The other main goal, ENDA, which covers employment nondiscrimination under Title VII of the 1964 Civil Rights Act, has also been somewhat accomplished already by the Equal Employment Opportunity Commission's (EOCC) decision in Macey v. Holder, which held that "sex" covers gender identity (and could well cover gay, lesbian, and bisexual cases, according to EOCC Commissioner Chai Fieldblum, who explained this in a video from the White House Pride reception). While this is not secured by statute, which we need, between these two, our federal wish list of only ENDA and DOMA is pretty light, and some might say achieved, in large part. So what are we voting for?
No candidate wants to give specifics about the future that could be used against them, it seems, so we may never hear them make public proclamations on these issues. However, we should still have them vying for our vote and speaking to our community directly. But we really don't have that kind of leverage, partly because our movement is directed by retiring Barney Frank, a partisan Democrat, and HRC, which endorsed Obama in May 2011. So, as in decades past, we continue to surrender our electoral power, despite having an extremely diverse voting community, one that voted almost 30-percent Republican in the 2010 midterms and could possibly deliver large numbers of conservative family members and allies yet to be tapped in ways a full equality vision might.
This is the time when, if we were aggressive and independent, we would be pinning them both down for more, dangling our vote instead of promising it yesterday. A few major donors did this somewhat, in forcing Obama to actually endorse marriage equality before giving to his campaign wholeheartedly, but there's no attached legislative plan to actually do anything federally about marriage discrimination, so it rings hollow and forecasts nothing. Meanwhile, Romney is making overtures hinting at nondiscrimination and equality, but we have no room in our DNC-lockstep game to play this to our advantage.

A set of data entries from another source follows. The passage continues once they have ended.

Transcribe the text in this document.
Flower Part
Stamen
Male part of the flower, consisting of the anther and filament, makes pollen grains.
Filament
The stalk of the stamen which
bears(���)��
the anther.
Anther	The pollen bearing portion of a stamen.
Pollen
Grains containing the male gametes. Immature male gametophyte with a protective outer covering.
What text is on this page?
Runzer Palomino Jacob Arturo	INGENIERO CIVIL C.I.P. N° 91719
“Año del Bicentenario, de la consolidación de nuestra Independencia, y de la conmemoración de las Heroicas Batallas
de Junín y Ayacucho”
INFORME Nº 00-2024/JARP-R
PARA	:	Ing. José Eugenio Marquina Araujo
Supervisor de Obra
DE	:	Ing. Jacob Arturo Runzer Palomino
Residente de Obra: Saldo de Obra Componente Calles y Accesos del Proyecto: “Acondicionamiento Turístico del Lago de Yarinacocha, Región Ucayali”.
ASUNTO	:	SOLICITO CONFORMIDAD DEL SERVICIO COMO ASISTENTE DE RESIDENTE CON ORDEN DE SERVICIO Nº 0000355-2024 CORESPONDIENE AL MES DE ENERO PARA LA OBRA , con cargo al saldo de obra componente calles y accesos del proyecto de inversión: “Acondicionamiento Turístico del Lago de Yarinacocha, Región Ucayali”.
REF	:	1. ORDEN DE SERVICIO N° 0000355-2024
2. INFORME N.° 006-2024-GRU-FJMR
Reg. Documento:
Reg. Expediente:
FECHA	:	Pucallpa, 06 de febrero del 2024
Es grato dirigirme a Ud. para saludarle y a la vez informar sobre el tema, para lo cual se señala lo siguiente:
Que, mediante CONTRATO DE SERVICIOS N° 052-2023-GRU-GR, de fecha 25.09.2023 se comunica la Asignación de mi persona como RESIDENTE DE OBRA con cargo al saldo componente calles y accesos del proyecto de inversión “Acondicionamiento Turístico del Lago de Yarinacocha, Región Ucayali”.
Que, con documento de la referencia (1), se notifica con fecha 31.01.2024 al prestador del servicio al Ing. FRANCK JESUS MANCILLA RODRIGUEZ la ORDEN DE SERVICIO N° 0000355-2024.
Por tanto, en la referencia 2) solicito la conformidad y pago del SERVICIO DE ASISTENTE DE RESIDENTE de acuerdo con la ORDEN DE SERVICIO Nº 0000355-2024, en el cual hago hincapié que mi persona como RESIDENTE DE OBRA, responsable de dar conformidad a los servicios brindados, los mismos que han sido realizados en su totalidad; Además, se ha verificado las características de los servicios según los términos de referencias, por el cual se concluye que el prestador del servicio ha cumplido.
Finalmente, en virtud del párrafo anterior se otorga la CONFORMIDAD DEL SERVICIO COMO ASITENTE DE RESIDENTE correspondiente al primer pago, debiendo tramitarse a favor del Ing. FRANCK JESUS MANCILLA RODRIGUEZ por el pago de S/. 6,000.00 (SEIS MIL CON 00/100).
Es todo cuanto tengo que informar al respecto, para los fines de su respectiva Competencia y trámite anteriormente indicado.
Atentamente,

We could talk all this out in community, in a national convention like the NAACP has, but unfortunately, our leading advocacy group, the Human Rights Campaign, does not have annual meetings open to the community and is run by private boards. And the other key LGBT group, NGLTF, has an annual conference crafted to avoid community-wide strategic planning, which already happened for 2012, in any event, attended only by lower-level Obama administration representatives who promised nothing.
Over all, our movement has no public process where strategy is even discussed, other than private get-togethers of major donors. And this, of course, helps to explain the fact of our political powerlessness, as held by Judge Walker in the Prop 8 case and repeated by Attorney General Holder in other filings. We are playing a one-party game in a two-party system, and after 60 years of struggle, we cannot even secure a public address by the candidates for office.
As a result, we will not likely see Romney or Obama on national television addressing our community's plight, vying for our votes, or pledging to secure our basic human rights. And while there is cause for great hope in Obama, we have no idea what to expect to receive in return for our vote or support, which we offer nonetheless, though not as passionately as we might if full equality were in play.
Ideally, we might want to trust our self-appointed leadership and their insider maneuvers, but as it stands, HRC and NGLTF are not even on record with their own organizational support for full federal equality, with or without federal marriage equality, and neither is a single LGBT elected official or candidate. So let's just hope we'll get more than we ask for, which is rare in politics, whomever wins.